XHPNK-FM is a radio station on 103.5 FM in Los Mochis, Sinaloa. It is owned by Grupo Radio Centro and is known as Radio Variedades with a romantic format.

History
XEPNK-AM 880 received its concession on November 19, 1980. The 5,000-watt daytimer was owned by Felipe García de León. In the mid-1980s, García de León traded XEPNK to Grupo OIR in exchange for XEOS and XEHX radio in Ciudad Obregón, Sonora. The concession transferred to Radio y Televisión de Sinaloa in 1993, around which time XEPNK boosted its power to 10,000 watts day and 2,000 night.

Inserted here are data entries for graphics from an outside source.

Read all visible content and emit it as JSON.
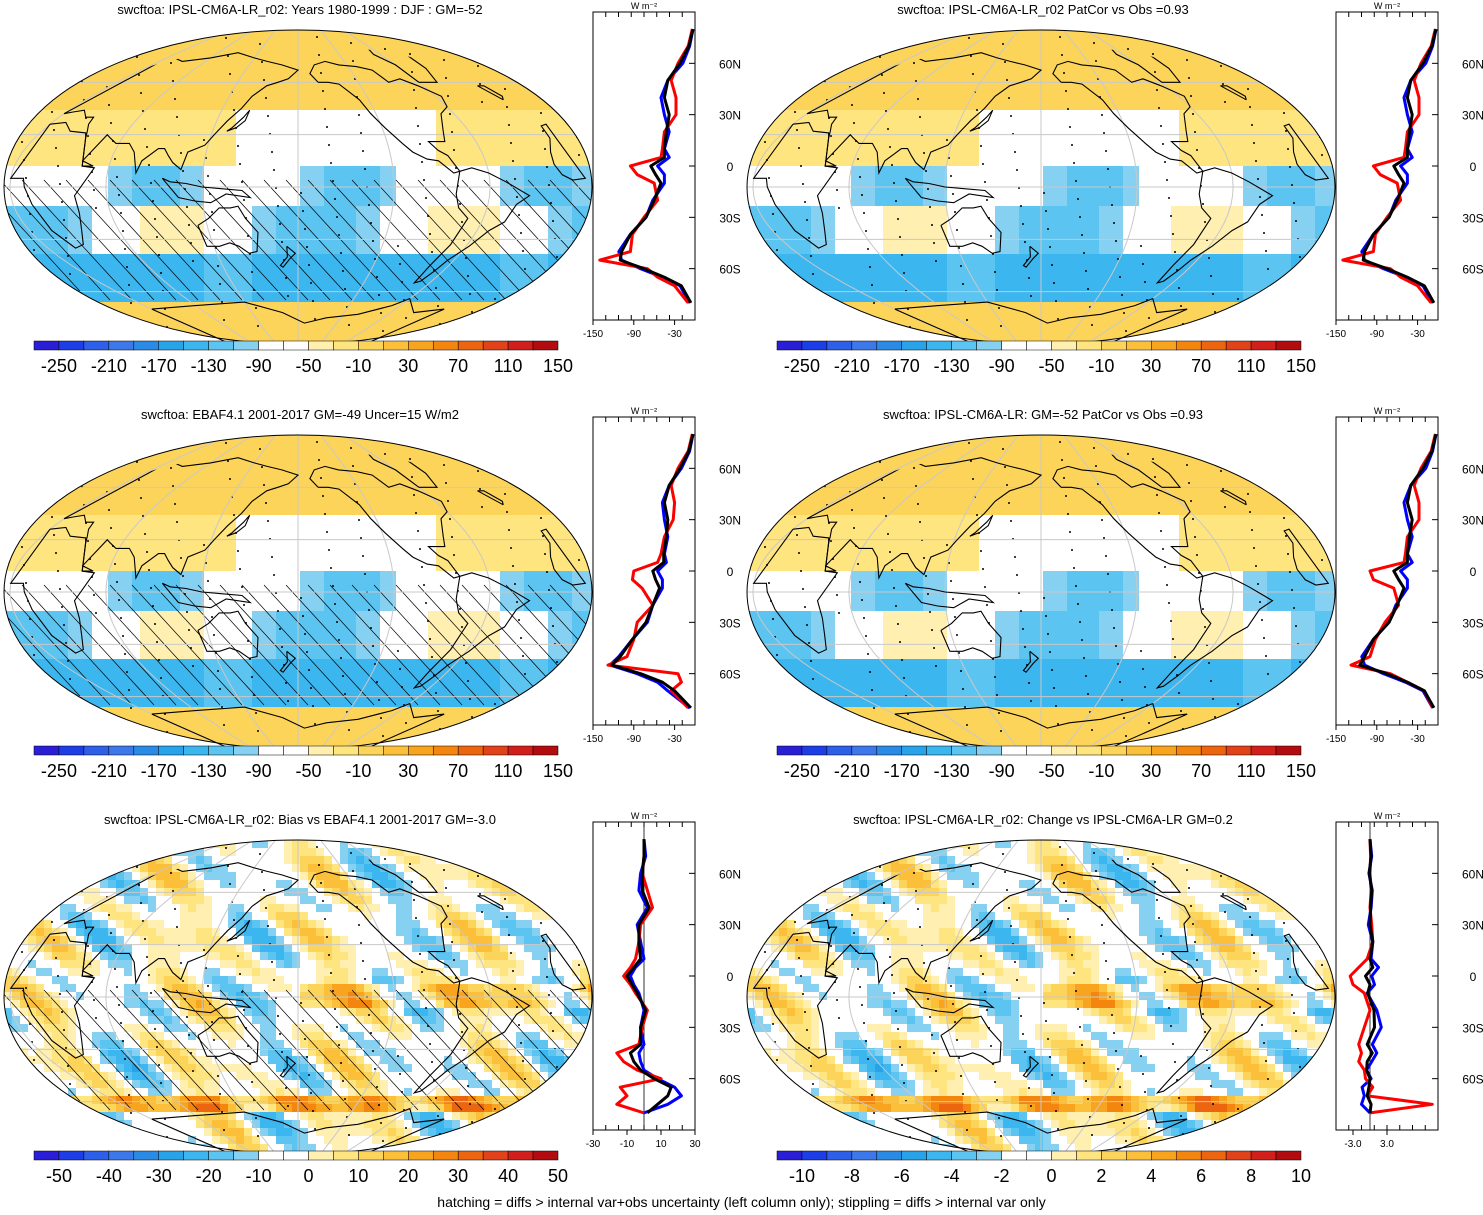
{
  "footnote": "hatching = diffs > internal var+obs uncertainty (left column only); stippling = diffs > internal var only",
  "units_label": "W m⁻²",
  "lat_ticks": [
    "60N",
    "30N",
    "0",
    "30S",
    "60S"
  ],
  "lat_values": [
    60,
    30,
    0,
    -30,
    -60
  ],
  "colors": {
    "land_outline": "#000000",
    "grid": "#c8c8c8",
    "line_model": "#0000ff",
    "line_obs": "#ff0000",
    "line_mean": "#000000",
    "ocean_neutral": "#ffffff"
  },
  "scale_colors": {
    "abs": [
      "#2a1fd6",
      "#1d3ee6",
      "#2d5fe8",
      "#3c78ea",
      "#2a8be6",
      "#27a3ea",
      "#3cb6ef",
      "#5cc4f0",
      "#86d1f2",
      "#ffffff",
      "#ffffff",
      "#ffefb0",
      "#ffe580",
      "#fdd45a",
      "#fbbf3a",
      "#f8a41f",
      "#f4860f",
      "#ee6510",
      "#e2421a",
      "#d31f1c",
      "#b30c10"
    ],
    "diff": [
      "#2a1fd6",
      "#1d3ee6",
      "#2d5fe8",
      "#3c78ea",
      "#2a8be6",
      "#27a3ea",
      "#3cb6ef",
      "#5cc4f0",
      "#86d1f2",
      "#ffffff",
      "#ffffff",
      "#ffefb0",
      "#ffe580",
      "#fdd45a",
      "#fbbf3a",
      "#f8a41f",
      "#f4860f",
      "#ee6510",
      "#e2421a",
      "#d31f1c",
      "#b30c10"
    ]
  },
  "chart_data": [
    {
      "type": "heatmap",
      "title": "swcftoa: IPSL-CM6A-LR_r02: Years 1980-1999 : DJF : GM=-52",
      "scale": "abs",
      "colorbar_labels": [
        "-250",
        "-210",
        "-170",
        "-130",
        "-90",
        "-50",
        "-10",
        "30",
        "70",
        "110",
        "150"
      ],
      "hatching": true,
      "stippling": true,
      "profile": {
        "xlim": [
          -150,
          0
        ],
        "x_ticks": [
          "-150",
          "-90",
          "-30"
        ],
        "x_tick_values": [
          -150,
          -90,
          -30
        ],
        "lat": [
          80,
          70,
          60,
          50,
          40,
          30,
          20,
          10,
          5,
          0,
          -5,
          -10,
          -20,
          -30,
          -40,
          -50,
          -55,
          -60,
          -65,
          -70,
          -80
        ],
        "series": [
          {
            "name": "model",
            "color": "line_model",
            "values": [
              -3,
              -8,
              -18,
              -40,
              -50,
              -45,
              -38,
              -45,
              -38,
              -55,
              -45,
              -45,
              -62,
              -72,
              -95,
              -112,
              -108,
              -80,
              -48,
              -22,
              -8
            ]
          },
          {
            "name": "obs",
            "color": "line_obs",
            "values": [
              -4,
              -10,
              -25,
              -35,
              -28,
              -28,
              -45,
              -48,
              -50,
              -95,
              -85,
              -60,
              -55,
              -75,
              -92,
              -95,
              -140,
              -70,
              -55,
              -30,
              -10
            ]
          },
          {
            "name": "mean",
            "color": "line_mean",
            "values": [
              -3,
              -9,
              -22,
              -40,
              -45,
              -38,
              -42,
              -45,
              -45,
              -65,
              -58,
              -50,
              -60,
              -72,
              -95,
              -108,
              -110,
              -75,
              -45,
              -20,
              -6
            ]
          }
        ]
      }
    },
    {
      "type": "heatmap",
      "title": "swcftoa: IPSL-CM6A-LR_r02 PatCor vs Obs =0.93",
      "scale": "abs",
      "colorbar_labels": [
        "-250",
        "-210",
        "-170",
        "-130",
        "-90",
        "-50",
        "-10",
        "30",
        "70",
        "110",
        "150"
      ],
      "hatching": false,
      "stippling": true,
      "profile": {
        "xlim": [
          -150,
          0
        ],
        "x_ticks": [
          "-150",
          "-90",
          "-30"
        ],
        "x_tick_values": [
          -150,
          -90,
          -30
        ],
        "lat": [
          80,
          70,
          60,
          50,
          40,
          30,
          20,
          10,
          5,
          0,
          -5,
          -10,
          -20,
          -30,
          -40,
          -50,
          -55,
          -60,
          -65,
          -70,
          -80
        ],
        "series": [
          {
            "name": "model",
            "color": "line_model",
            "values": [
              -3,
              -8,
              -18,
              -40,
              -50,
              -45,
              -38,
              -45,
              -38,
              -55,
              -45,
              -45,
              -62,
              -72,
              -95,
              -112,
              -108,
              -80,
              -48,
              -22,
              -8
            ]
          },
          {
            "name": "obs",
            "color": "line_obs",
            "values": [
              -4,
              -10,
              -25,
              -35,
              -28,
              -28,
              -45,
              -48,
              -50,
              -95,
              -85,
              -60,
              -55,
              -75,
              -92,
              -95,
              -140,
              -70,
              -55,
              -30,
              -10
            ]
          },
          {
            "name": "mean",
            "color": "line_mean",
            "values": [
              -3,
              -9,
              -22,
              -40,
              -45,
              -38,
              -42,
              -45,
              -45,
              -65,
              -58,
              -50,
              -60,
              -72,
              -95,
              -108,
              -110,
              -75,
              -45,
              -20,
              -6
            ]
          }
        ]
      }
    },
    {
      "type": "heatmap",
      "title": "swcftoa: EBAF4.1 2001-2017 GM=-49 Uncer=15 W/m2",
      "scale": "abs",
      "colorbar_labels": [
        "-250",
        "-210",
        "-170",
        "-130",
        "-90",
        "-50",
        "-10",
        "30",
        "70",
        "110",
        "150"
      ],
      "hatching": true,
      "stippling": true,
      "profile": {
        "xlim": [
          -150,
          0
        ],
        "x_ticks": [
          "-150",
          "-90",
          "-30"
        ],
        "x_tick_values": [
          -150,
          -90,
          -30
        ],
        "lat": [
          80,
          70,
          60,
          50,
          40,
          30,
          20,
          10,
          5,
          0,
          -5,
          -10,
          -20,
          -30,
          -40,
          -50,
          -55,
          -60,
          -65,
          -70,
          -80
        ],
        "series": [
          {
            "name": "model",
            "color": "line_model",
            "values": [
              -3,
              -8,
              -20,
              -38,
              -48,
              -45,
              -40,
              -45,
              -42,
              -55,
              -48,
              -48,
              -62,
              -70,
              -92,
              -112,
              -125,
              -85,
              -55,
              -40,
              -8
            ]
          },
          {
            "name": "obs",
            "color": "line_obs",
            "values": [
              -4,
              -10,
              -25,
              -35,
              -30,
              -32,
              -45,
              -50,
              -55,
              -90,
              -92,
              -78,
              -62,
              -85,
              -90,
              -100,
              -128,
              -25,
              -20,
              -35,
              -10
            ]
          },
          {
            "name": "mean",
            "color": "line_mean",
            "values": [
              -3,
              -9,
              -22,
              -38,
              -45,
              -40,
              -42,
              -46,
              -46,
              -62,
              -58,
              -52,
              -62,
              -72,
              -92,
              -110,
              -122,
              -80,
              -48,
              -30,
              -6
            ]
          }
        ]
      }
    },
    {
      "type": "heatmap",
      "title": "swcftoa: IPSL-CM6A-LR: GM=-52 PatCor vs Obs =0.93",
      "scale": "abs",
      "colorbar_labels": [
        "-250",
        "-210",
        "-170",
        "-130",
        "-90",
        "-50",
        "-10",
        "30",
        "70",
        "110",
        "150"
      ],
      "hatching": false,
      "stippling": true,
      "profile": {
        "xlim": [
          -150,
          0
        ],
        "x_ticks": [
          "-150",
          "-90",
          "-30"
        ],
        "x_tick_values": [
          -150,
          -90,
          -30
        ],
        "lat": [
          80,
          70,
          60,
          50,
          40,
          30,
          20,
          10,
          5,
          0,
          -5,
          -10,
          -20,
          -30,
          -40,
          -50,
          -55,
          -60,
          -65,
          -70,
          -80
        ],
        "series": [
          {
            "name": "model",
            "color": "line_model",
            "values": [
              -3,
              -8,
              -18,
              -40,
              -50,
              -45,
              -38,
              -45,
              -38,
              -55,
              -45,
              -45,
              -62,
              -72,
              -95,
              -112,
              -108,
              -80,
              -48,
              -22,
              -8
            ]
          },
          {
            "name": "obs",
            "color": "line_obs",
            "values": [
              -4,
              -10,
              -25,
              -35,
              -28,
              -28,
              -45,
              -48,
              -50,
              -100,
              -95,
              -65,
              -58,
              -78,
              -92,
              -100,
              -128,
              -70,
              -45,
              -20,
              -8
            ]
          },
          {
            "name": "mean",
            "color": "line_mean",
            "values": [
              -3,
              -9,
              -22,
              -40,
              -45,
              -38,
              -42,
              -45,
              -45,
              -65,
              -58,
              -50,
              -60,
              -72,
              -95,
              -108,
              -115,
              -75,
              -45,
              -20,
              -6
            ]
          }
        ]
      }
    },
    {
      "type": "heatmap",
      "title": "swcftoa: IPSL-CM6A-LR_r02: Bias vs EBAF4.1 2001-2017 GM=-3.0",
      "scale": "diff",
      "colorbar_labels": [
        "-50",
        "-40",
        "-30",
        "-20",
        "-10",
        "0",
        "10",
        "20",
        "30",
        "40",
        "50"
      ],
      "hatching": true,
      "stippling": true,
      "profile": {
        "xlim": [
          -30,
          30
        ],
        "x_ticks": [
          "-30",
          "-10",
          "10",
          "30"
        ],
        "x_tick_values": [
          -30,
          -10,
          10,
          30
        ],
        "lat": [
          80,
          70,
          60,
          50,
          40,
          30,
          20,
          10,
          5,
          0,
          -5,
          -10,
          -20,
          -30,
          -40,
          -45,
          -50,
          -55,
          -60,
          -65,
          -70,
          -75,
          -80
        ],
        "series": [
          {
            "name": "model",
            "color": "line_model",
            "values": [
              0,
              1,
              -2,
              -3,
              2,
              -4,
              -2,
              0,
              -5,
              -8,
              -6,
              -3,
              0,
              -2,
              0,
              -3,
              -2,
              0,
              8,
              18,
              22,
              14,
              0
            ]
          },
          {
            "name": "obs",
            "color": "line_obs",
            "values": [
              0,
              0,
              -1,
              2,
              5,
              -2,
              -3,
              -5,
              -8,
              -12,
              -8,
              -5,
              2,
              -1,
              -3,
              -16,
              -12,
              -4,
              10,
              -14,
              -10,
              -16,
              0
            ]
          },
          {
            "name": "mean",
            "color": "line_mean",
            "values": [
              0,
              0,
              -1,
              -1,
              3,
              -3,
              -3,
              -2,
              -6,
              -10,
              -7,
              -4,
              1,
              -2,
              -2,
              -8,
              -6,
              -2,
              6,
              16,
              14,
              8,
              2
            ]
          }
        ]
      }
    },
    {
      "type": "heatmap",
      "title": "swcftoa: IPSL-CM6A-LR_r02: Change vs IPSL-CM6A-LR GM=0.2",
      "scale": "diff",
      "colorbar_labels": [
        "-10",
        "-8",
        "-6",
        "-4",
        "-2",
        "0",
        "2",
        "4",
        "6",
        "8",
        "10"
      ],
      "hatching": false,
      "stippling": true,
      "profile": {
        "xlim": [
          -6,
          12
        ],
        "x_ticks": [
          "-3.0",
          "3.0"
        ],
        "x_tick_values": [
          -3,
          3
        ],
        "lat": [
          80,
          70,
          60,
          50,
          40,
          30,
          20,
          10,
          5,
          0,
          -5,
          -10,
          -20,
          -30,
          -40,
          -45,
          -50,
          -55,
          -60,
          -65,
          -70,
          -75,
          -80
        ],
        "series": [
          {
            "name": "model",
            "color": "line_model",
            "values": [
              0,
              0.3,
              -0.2,
              0.4,
              0.2,
              -0.3,
              0.5,
              0.2,
              1.5,
              0.3,
              0.8,
              -0.5,
              1.2,
              2.0,
              0.4,
              1.2,
              0.3,
              -0.6,
              0.2,
              -1.4,
              -1.0,
              -1.5,
              0
            ]
          },
          {
            "name": "obs",
            "color": "line_obs",
            "values": [
              0,
              0.1,
              0,
              0.2,
              0,
              0.3,
              0.5,
              -0.5,
              -2.0,
              -3.5,
              -3.0,
              -1.0,
              0,
              -1.0,
              -2.0,
              -1.5,
              -2.0,
              -1.0,
              -0.8,
              0.5,
              -0.5,
              11,
              0
            ]
          },
          {
            "name": "mean",
            "color": "line_mean",
            "values": [
              0,
              0.2,
              -0.1,
              0.3,
              0.1,
              0,
              0.5,
              0,
              0.5,
              -0.8,
              0,
              -0.4,
              0.7,
              0.8,
              -0.5,
              0.4,
              -0.5,
              -0.6,
              0,
              -0.2,
              -0.5,
              0.2,
              0
            ]
          }
        ]
      }
    }
  ]
}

In 2011, XEPNK moved to FM as XHPNK-FM 103.5.

In 2016, after Grupo Radio México transferred operational control of the station to Radiorama, XHPNK changed names from La Rancherita to Romántica as part of a frequency shuffle of formats at the cluster. GRC, GRM's successor, resumed operating the stations in February 2019, with XHPNK becoming Radio Variedades, the former name of XHCW-FM 96.5.

On March 10, 2021, the Federal Telecommunications Institute denied an application for the renewal of XHPNK-FM's concession for failure to pay the final installment of its fee to move to FM.